Interestingly, road accidents on the A46 have actually fallen by 47% since the work started and, by imposing a 40mph speed limit, average speeds of vehicles on this section have only gone down by 4mph, from 41mph when the speed limit was 60mph to 37mph now.

The new route takes a slightly less direct route than does the existing A46, much of which follows the line of an old Roman road. At times the two come together, but even here the old carriageway is being excavated out and completely rebuilt, rather than simply widened. “There are no sustainability benefits to re-using the existing carriageway, and we wouldn’t have met modern standards,” explains Dixon.

In all there are 22 new structures on the route, including eight grade-separated junctions, 11 overbridges, two underbridges and a major rail bridge. “One of the benefits of ECI is that we’ve been able to rationalise the bridge design, and a lot of them now look very similar,” says Dixon. “Being able to use the same design has clearly had cost benefits, and you go through a learning curve less frequently.”
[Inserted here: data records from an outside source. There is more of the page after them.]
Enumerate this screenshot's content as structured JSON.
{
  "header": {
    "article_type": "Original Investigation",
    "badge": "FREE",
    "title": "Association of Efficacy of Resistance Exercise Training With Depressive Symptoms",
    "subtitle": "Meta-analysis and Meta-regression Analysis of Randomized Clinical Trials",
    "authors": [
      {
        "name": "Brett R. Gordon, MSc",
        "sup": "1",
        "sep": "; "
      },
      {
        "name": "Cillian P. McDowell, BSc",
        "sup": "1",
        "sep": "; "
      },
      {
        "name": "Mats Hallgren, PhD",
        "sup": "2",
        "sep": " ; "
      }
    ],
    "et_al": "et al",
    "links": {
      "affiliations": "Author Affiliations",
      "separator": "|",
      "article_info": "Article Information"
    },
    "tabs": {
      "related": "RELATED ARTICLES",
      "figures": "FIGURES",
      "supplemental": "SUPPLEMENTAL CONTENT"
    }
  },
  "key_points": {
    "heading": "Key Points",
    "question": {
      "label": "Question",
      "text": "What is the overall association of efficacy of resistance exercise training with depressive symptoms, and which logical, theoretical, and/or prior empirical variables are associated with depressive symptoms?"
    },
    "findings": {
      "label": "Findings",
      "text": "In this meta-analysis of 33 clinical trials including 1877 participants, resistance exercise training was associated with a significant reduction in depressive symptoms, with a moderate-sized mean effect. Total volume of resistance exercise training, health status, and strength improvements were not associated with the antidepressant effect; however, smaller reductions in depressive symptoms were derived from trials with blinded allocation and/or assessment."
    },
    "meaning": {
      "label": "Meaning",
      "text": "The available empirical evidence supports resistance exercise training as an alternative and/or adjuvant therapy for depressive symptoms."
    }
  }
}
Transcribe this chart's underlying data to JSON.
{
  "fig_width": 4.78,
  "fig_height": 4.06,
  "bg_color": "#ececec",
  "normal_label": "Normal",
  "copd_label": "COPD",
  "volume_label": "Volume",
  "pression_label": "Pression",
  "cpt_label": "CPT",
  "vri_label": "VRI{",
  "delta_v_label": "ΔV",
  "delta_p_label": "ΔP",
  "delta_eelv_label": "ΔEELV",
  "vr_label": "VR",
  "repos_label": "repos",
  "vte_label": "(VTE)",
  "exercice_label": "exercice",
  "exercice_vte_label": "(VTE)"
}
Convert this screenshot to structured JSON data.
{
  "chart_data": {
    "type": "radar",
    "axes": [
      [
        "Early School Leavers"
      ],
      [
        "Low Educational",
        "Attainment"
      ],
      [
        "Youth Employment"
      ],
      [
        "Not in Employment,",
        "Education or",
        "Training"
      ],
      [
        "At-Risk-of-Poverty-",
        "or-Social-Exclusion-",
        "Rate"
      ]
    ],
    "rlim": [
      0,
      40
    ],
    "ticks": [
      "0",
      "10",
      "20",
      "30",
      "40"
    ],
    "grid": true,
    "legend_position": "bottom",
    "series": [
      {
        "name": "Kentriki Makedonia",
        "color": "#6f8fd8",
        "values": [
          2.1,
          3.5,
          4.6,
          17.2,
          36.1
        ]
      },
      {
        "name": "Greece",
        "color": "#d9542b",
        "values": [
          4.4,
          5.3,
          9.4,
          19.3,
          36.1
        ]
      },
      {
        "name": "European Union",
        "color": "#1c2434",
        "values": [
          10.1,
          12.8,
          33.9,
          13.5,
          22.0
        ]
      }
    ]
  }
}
“We had to come up with something that was definitely going to work, because there was no chance of a back-up plan”

Tony Dixon, Balfour Beatty

 

The same design has been used for 12 of the overbridges, which are being built as integral structures with steel beams and composite decks, and typically span 30m. They are supported on skeletal abutments made up of 600m diameter and 6m high circular concrete columns built using cardboard formwork - something that is more familiar in the building sector than civil engineering. “This is the first time cardboard formwork has been used for such large columns,” explains Balfour Beatty chief engineer Richard Jones. “We carried out trials to prove it could withstand the concrete pressures.” Dixon adds: “Normally all decisions are done for safety, and the cardboard columns typified that. You can get in and out quickly, and there are less people working at height for a shorter time.”

The columns sit within manhole rings, making the entire abutment structure quite flexible. “You get better moment distribution through the deck, and it means you don’t need such a lot of reinforcement at the corners,” explains Jones. A capping beam is cast on top of the columns to form a bankseat, and the steel deck beams are temporarily rested on top of the bankseat, before being cast into position with the deck to form the integral bridge.

Standard design

A standard design has also been used for the underbridges, which are also integral structures, but this time are built using full height concrete abutments, precast concrete beams and reinforced concrete deck. At one location - Cropwell Bishop - where the new road is very close to the existing one, the new underbridge is being built using top down construction to improve buildability and safety. “It has eliminated the need for an expensive temporary works support scheme adjacent to live traffic,” explains Jones.

 

ROAD CONSTRUCTION

Balfour Beatty and its supply chain partners Lafarge and John Jones have been testing the possibility of building much of the road using machines controlled by GPS and laser, rather than traditional pins and string lines.

“GPS systems on the earthworks machines gives sufficient accuracy for those operations, but we’re trying to move to a point where we can get better accuracy in the other layers of the road construction,” explains Balfour Beatty construction manager Pete Taylor.

“The standard way is to put a pin in every 10m and set the levels then dip across with string lines, but that’s a bit old fashioned.”

Survey equipment and machine control specialist Topcon has been developing a system that can increase the accuracy so that the sub-base can be laid automatically by machine.
If this can be achieved to an accuracy that everyone is happy with, the top two layers of the pavement - the binder and surface course - could go down simply by setting the paving machines to lay a constant thickness of material.

The system was trialled last year, and Balfour Beatty is hoping to get Highways Agency approval to use it for the remaining 380,000t of blacktop that still has to be laid once the paving season starts up again in the Spring.